Super crazy that nothing controversial and rap-related happened on Noisey this week! Anyways, I’ve been diving into various Bay Area slappers, and the intro of Cousin Fik’s Sickest Nigga Healthy II is one of the best rap-related things I’ve heard in a goddamn minute. The beat, this wonderful little number tying together chipmunk soul to that hazy ambient thumb-snap thump that they kids these days seem to like, is done by Droop-E, the wonderously talented son of E-40. Cousin Fik—who is actually E-40’s Cousin, in case you were wondering—goes in like somebody lit him on fire and the only way he will survive is by rapping real well.

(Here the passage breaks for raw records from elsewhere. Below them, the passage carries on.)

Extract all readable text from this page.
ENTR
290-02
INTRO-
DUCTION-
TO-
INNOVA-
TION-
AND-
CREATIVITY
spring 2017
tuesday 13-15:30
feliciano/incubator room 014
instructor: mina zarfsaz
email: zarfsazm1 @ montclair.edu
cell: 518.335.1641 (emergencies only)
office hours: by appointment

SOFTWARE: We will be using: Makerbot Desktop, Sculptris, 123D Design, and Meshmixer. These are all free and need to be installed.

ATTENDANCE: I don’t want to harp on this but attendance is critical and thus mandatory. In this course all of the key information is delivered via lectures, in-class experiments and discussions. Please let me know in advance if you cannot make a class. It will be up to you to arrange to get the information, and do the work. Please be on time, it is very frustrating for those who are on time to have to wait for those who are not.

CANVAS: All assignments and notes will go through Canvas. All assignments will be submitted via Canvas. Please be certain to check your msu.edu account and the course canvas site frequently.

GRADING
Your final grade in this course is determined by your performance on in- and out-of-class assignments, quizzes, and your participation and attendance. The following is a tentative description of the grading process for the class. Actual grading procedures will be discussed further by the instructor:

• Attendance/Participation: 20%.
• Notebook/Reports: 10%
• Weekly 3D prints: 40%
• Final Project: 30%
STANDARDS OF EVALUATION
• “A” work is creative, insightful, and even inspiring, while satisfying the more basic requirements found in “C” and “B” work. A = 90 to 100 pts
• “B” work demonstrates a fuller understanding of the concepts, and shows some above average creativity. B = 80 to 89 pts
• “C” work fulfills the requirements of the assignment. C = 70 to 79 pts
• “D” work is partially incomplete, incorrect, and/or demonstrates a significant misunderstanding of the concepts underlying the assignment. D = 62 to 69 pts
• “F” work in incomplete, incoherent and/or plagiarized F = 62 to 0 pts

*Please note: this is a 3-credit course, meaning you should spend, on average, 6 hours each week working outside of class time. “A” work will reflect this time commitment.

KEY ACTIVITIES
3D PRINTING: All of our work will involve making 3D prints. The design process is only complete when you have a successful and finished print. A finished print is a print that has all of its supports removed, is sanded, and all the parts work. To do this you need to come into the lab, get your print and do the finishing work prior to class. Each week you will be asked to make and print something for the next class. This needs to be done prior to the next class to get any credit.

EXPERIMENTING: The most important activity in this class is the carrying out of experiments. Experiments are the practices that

Drew Millard, Features Editor
Drew on Noisey | Drew on Twitter
Radioactivity – “The Last” Get familiar
Fred Pessaro, Noisey, Editor-in-Chief
Fred on Noisey | Fred on Twitter
The Futureheads – The Futureheads
Last weekend I went to a log cabin with no internet, a great record collection, and a swing. On the drive back to reality I had listen to music that made me amped on life again. And people. No one likes a misanthrope. So I played the first two Futureheads records and remembered how, when I first heard them in 2003, they made me feel unstoppable and weirdly in love with the world. Wryly observant songs about the pointlessness of false conversations, new jobs, and robots delivered via glorious four-part harmonies, at a breakneck pace, with guitars lines that are all elbows—The Futureheads’ first record is just perfect.